So this week, the secretary at our school came to the cafeteria to let me know that Connor's school was on the phone. Of course, I freaked out a little because this was the first time they have contacted me and so I hurried into our office to pick up the call. The secretary from his school was really nice and let me know that Connor's teacher had brought him to the clinic because he had been really lethargic all day and just not himself. He wasn't running a fever or anything, he just didn't feel well.
Connor gets picked up from school everyday by my Memommy and then she brings him to my school, so I called her and asked if she could get him a little early because he was feeling bad. She said she would head right over and before we hung up she said, "Oh I was a little worried that he overdid it last night." Hmmm, that was a red flag. He had spent the night with my mom, his Mimi, the night before and she took him to school that morning so I hadn't seen him. I decided to call her and find out what exactly went on the night before and if he had been acting sick before she took him to school. After getting ahold of my mother and explaining about the call from school I asked how their evening went the night before in detail. Here is what they did: First, when Memommy picked him up from school they went to have banana splits. Then they went home and he had about three plates full of mac and cheese for dinner. After that, he helped my mom make a cake for someone at her work so he had lots of tastes of batter and icing. By then, he was nowhere near ready to go to bed (I have no idea why) so he went ahead and stayed up really late. In the morning, she had such a hard time waking him up that the only way she could get him out of bed was to bribe him with a trip to the donut shop. So by the time he made it to school he was pretty much cracked out on sugar. He was a four year old ticking time bomb and he didn't even make it to the morning prayer on the announcements before he crashed. After lunch (I imagine she packed his lunch box full of pixie sticks and sugar packets) his teacher decided to let him have a lie down in the school clinic. Frankly I am shocked the kid wasn't comatose.
Once Connor got to the clinic, a place he never knew existed, he had a grand time regaling the secretary with tales of all he had eaten and how late he had stayed up (I told her midnight, Mommy, or midnight twenty. I can't remember). Nowhere in this little speech did he mention that all these parental transgressions occurred when he was under the care of his grandmother, not his parents. So then I was forced to send my mother a tersely worded email about the situation. I felt the need to remind her since it's been so long since she was the parent of a preschooler that school nights are not generally when we run our household like it's rush week at Delta Tau Chi. We save that crap for the weekends. If she wants school night sleepovers there have to be some stricter guidlines or even guidlines period. I guess we should start with that.

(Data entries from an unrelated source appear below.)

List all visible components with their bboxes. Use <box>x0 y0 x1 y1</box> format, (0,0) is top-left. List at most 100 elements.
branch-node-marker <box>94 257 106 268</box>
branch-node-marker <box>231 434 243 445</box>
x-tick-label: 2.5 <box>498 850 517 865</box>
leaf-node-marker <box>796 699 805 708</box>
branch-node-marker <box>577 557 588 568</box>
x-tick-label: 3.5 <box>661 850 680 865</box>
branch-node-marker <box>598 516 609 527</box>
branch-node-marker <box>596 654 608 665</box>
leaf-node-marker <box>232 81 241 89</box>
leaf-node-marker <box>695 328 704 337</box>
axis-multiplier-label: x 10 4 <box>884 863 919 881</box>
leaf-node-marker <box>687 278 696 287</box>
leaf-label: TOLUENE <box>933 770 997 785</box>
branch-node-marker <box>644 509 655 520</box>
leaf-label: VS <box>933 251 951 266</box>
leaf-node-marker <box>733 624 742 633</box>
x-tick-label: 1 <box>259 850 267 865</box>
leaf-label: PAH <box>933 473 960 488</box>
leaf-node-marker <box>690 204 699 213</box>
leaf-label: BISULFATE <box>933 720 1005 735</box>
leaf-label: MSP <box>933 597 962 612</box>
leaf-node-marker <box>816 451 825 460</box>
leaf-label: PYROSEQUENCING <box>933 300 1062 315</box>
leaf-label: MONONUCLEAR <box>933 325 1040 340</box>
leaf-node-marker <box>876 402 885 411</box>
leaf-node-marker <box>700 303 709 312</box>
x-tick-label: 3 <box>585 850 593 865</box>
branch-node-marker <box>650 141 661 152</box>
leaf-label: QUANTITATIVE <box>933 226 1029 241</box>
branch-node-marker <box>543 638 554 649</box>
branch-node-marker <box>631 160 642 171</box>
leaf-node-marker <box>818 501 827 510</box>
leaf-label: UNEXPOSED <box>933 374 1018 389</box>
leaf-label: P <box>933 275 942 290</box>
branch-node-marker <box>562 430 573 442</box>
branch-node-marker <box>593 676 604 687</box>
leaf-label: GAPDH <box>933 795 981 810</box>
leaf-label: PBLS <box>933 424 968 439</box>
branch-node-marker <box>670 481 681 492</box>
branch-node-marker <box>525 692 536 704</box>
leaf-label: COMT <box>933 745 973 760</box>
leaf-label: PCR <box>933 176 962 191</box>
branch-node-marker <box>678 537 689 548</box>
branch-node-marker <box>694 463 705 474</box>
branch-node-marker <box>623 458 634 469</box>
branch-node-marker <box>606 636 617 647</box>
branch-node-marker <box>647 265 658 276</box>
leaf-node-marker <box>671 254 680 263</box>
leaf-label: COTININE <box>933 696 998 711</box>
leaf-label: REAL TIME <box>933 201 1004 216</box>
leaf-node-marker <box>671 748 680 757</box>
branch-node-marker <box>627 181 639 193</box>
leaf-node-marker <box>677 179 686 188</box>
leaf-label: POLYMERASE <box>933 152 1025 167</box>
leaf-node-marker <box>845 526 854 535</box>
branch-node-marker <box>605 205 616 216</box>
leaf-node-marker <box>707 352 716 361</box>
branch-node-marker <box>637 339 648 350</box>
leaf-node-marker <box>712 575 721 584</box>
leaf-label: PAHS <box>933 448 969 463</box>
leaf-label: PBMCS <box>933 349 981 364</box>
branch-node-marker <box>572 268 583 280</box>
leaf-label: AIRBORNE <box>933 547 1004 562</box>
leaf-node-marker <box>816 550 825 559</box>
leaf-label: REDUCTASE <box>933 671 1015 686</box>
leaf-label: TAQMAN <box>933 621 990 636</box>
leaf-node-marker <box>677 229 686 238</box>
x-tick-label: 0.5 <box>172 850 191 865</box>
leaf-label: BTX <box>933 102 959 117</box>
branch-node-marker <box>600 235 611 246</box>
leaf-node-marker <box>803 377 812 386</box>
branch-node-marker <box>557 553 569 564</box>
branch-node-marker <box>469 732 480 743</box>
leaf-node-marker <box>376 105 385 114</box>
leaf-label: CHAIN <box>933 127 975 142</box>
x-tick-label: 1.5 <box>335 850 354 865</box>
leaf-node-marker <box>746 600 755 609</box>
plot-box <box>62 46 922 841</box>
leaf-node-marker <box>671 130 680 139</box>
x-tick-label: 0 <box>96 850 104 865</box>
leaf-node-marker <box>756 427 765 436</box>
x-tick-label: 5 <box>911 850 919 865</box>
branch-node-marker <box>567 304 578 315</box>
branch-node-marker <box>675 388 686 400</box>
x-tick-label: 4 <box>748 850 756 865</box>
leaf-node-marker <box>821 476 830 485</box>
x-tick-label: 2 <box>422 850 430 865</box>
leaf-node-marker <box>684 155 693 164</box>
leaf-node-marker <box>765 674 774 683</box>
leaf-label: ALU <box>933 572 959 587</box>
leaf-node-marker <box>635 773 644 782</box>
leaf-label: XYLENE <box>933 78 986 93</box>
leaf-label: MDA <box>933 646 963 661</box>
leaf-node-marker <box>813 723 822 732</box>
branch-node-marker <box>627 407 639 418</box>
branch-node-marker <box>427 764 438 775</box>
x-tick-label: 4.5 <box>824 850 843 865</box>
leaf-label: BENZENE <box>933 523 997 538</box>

Connor recovered by the time he got to my school that afternoon and was so excited to tell me all about this magical place called the clinic. He thought it was the coolest place he had ever seen because they had a tiny bed and jars with lots of bandaids in them. It didn't even cross his mind that he was outing his parents as frontrunners for "The World's Most Permissive Award". He just climbed up on that tiny cot and spilled his guts to "the doctor." After informing him that she was the school's accountant and not an actual doctor, I also told him that I hoped he had enjoyed his visit to the clinic because it had better be his last unless he is vomiting. And I mean actually vomiting, not just maybe feeling like it. I won't have any son of mine becoming a clinic groupie. I am already married to one and he knows it too.

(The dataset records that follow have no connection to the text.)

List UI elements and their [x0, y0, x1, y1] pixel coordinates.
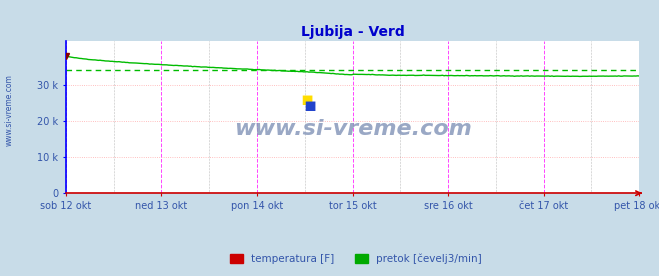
- Text: ▪: ▪: [300, 90, 313, 108]
- Legend: temperatura [F], pretok [čevelj3/min]: temperatura [F], pretok [čevelj3/min]: [226, 249, 486, 268]
- Title: Ljubija - Verd: Ljubija - Verd: [301, 25, 405, 39]
- Text: www.si-vreme.com: www.si-vreme.com: [5, 75, 14, 146]
- Text: www.si-vreme.com: www.si-vreme.com: [234, 120, 471, 139]
- Text: ▪: ▪: [303, 96, 316, 115]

Exhibit A: As I was sharing the story of Connor's first visit to the clinic, using my disapproving teacher voice, Matt got a wistful look in his eye and said, "Man, I used to go to the clinic all the time when I was in elementary school, I absolutely loved that place!" See what I mean? I let it slide that he downplayed his problem by saying elementary while I know from first hand experience that he also meant middle and high school. I know there is no prenatal test for hypochondria, but it is a dominant trait with the men in my family and I am going to nip it in the bud! Nip it! It may be too late for Matt, but Connor has a nice long public school career ahead of him and with God as my witness, he will experience it in an overcrowded classroom with oudated books, not on a tiny cot in a fake clinic!